While the legal process wound on and Jones kept blustering on air, Lenny Pozner did the same thing he does every day: woke up and set to work removing vicious lies about his dead son.
Pozner and his former wife Veronique De La Rosa are the parents of Noah, a six-year old boy who was the youngest victim at Sandy Hook. The two also faced some of the most vicious and direct harassment from deniers of the shooting, who have claimed that Noah was an actor who has gone on to “die” in other disasters around the world. Pozner has been hounded for years with demands to exhume Noah’s body, claims that he wasn’t really Noah’s father, and accusations that Noah never even existed.
In response, Pozner has been involved in an ongoing crusade against the people he calls “hoaxers.” Pozner has successfully sued the co-authors of a book claiming that no one died at Sandy Hook for defamation, and has founded the HONR Network, which works to protect survivors and victims’ family members from online harassment and abuse—not just those scarred by Sandy Hook, but the endlessly multiplying number of people affected by mass shootings and other major acts of violence. A primary tool is using copyright takedown requests to remove false or harassing material that makes unauthorized use of his photos of Noah, or of other families’ photos of their murdered relatives.
“Jones has benefited from the whole process.”
The work is ongoing; like noxious weeds, hoaxer content can sprout again, even years later. Pozner says “the massive media attention” generated by the trials and the bankruptcy process “has made the hoax topic worse. Just look at Twitter—people who had forgotten or never knew about this are suddenly aware again. There’s a clear resurgence of attention”
“Just today,” Pozner told me recently, “I took down six or seven images of Noah that said ‘victim dies again,’ this time supposedly in Pakistan or Iraq. It’s spreading across every country in the Middle East.”
Pozner and De La Rosa’s own Texas court case against Jones remains open. While Jones, as he did with the two larger plaintiffs’ groups, lost the case by default, he and Infowars filed for bankruptcy protection before it went to trial and damages could be determined; the bankruptcy process must conclude before it can be argued. It’s unclear when or if their suit will ever be heard and provide Pozner and De La Rosa a forum to describe how he and other Sandy Hook deniers affected their lives.
“I believe Jones has benefited from the whole process,” says Pozner. “It’s approaching eight years since this all began, and that’s a lot of time for him to keep getting attention.”

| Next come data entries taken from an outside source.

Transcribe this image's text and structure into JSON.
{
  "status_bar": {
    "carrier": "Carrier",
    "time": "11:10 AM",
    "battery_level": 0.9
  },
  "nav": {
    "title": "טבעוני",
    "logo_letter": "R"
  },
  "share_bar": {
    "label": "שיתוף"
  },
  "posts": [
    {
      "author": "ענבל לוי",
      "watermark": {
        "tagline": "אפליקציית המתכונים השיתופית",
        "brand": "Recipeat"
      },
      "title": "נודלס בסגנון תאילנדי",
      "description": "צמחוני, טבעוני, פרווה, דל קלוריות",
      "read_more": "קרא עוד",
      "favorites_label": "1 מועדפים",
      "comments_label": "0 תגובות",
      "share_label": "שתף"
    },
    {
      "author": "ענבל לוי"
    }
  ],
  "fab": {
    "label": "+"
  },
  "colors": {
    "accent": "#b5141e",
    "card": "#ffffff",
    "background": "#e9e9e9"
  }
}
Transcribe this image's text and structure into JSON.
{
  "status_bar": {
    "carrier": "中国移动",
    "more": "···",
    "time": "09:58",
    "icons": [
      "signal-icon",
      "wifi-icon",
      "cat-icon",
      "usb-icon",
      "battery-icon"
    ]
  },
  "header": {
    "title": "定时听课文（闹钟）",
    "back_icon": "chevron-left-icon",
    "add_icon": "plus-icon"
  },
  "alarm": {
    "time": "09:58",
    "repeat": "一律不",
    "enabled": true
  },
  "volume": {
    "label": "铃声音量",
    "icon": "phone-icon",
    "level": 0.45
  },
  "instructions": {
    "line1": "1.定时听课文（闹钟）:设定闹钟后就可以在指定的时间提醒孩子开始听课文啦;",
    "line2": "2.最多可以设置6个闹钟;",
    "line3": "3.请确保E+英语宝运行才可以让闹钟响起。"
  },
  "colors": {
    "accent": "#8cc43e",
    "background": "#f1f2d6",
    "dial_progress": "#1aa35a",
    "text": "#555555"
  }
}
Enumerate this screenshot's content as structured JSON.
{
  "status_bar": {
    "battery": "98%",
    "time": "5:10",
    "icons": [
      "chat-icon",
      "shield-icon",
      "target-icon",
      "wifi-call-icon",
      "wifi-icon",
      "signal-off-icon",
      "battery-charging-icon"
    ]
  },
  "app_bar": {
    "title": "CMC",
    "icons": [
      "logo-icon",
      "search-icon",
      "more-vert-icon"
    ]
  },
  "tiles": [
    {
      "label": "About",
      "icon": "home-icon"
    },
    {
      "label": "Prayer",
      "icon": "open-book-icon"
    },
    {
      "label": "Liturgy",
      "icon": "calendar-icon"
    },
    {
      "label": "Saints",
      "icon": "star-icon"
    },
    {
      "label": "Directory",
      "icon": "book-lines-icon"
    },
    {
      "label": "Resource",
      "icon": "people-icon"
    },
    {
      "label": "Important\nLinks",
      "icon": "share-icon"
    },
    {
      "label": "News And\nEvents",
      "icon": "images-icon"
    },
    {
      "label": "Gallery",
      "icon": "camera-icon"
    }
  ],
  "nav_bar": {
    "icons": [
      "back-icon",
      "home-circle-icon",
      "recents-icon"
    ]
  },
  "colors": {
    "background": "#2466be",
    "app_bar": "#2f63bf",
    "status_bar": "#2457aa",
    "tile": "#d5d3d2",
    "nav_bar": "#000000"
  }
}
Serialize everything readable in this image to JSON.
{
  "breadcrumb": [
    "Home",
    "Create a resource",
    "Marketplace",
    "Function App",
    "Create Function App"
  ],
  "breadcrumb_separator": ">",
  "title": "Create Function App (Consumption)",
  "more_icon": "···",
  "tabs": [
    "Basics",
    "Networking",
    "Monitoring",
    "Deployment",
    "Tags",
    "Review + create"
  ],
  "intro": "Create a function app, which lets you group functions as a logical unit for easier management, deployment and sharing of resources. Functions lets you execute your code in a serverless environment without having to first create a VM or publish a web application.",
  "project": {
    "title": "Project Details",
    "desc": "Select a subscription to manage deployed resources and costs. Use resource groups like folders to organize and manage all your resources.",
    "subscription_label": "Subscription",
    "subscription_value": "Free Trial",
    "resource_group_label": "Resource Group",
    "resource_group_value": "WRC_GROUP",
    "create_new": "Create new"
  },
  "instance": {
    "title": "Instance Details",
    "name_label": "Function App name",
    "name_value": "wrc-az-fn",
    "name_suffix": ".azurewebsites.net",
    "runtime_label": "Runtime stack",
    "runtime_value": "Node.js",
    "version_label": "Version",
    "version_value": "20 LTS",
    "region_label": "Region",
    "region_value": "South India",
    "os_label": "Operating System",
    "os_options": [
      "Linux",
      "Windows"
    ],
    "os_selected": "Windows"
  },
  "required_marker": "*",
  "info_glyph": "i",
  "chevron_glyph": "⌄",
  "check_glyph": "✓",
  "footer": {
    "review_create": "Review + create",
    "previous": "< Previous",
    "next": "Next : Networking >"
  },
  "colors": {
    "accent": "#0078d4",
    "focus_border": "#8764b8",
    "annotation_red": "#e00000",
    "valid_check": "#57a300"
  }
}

Pozner also believes Jones when he says any ban or shutdown will prompt him to simply leave the Infowars studio and immediately start over. “Picture Jones walking out of one door with cameras rolling—background reading ‘Infowars’—straight into another door labeled ‘Alex Jones Wars’ or something similar,” he says. “If he’s already announcing he has another studio ready to go, what does being ‘shut down’ actually mean?”
“My only purpose is to protect Noah’s memory as best I can,” Pozner says. “I’m not interested in promoting myself or tying my name to Jones any further.”
Pozner still hopes, somehow, that he’ll get his day in court, seeing it as a crucial step to moving on. “The lack of any real conclusion or closure has been deeply unpleasant,” he says.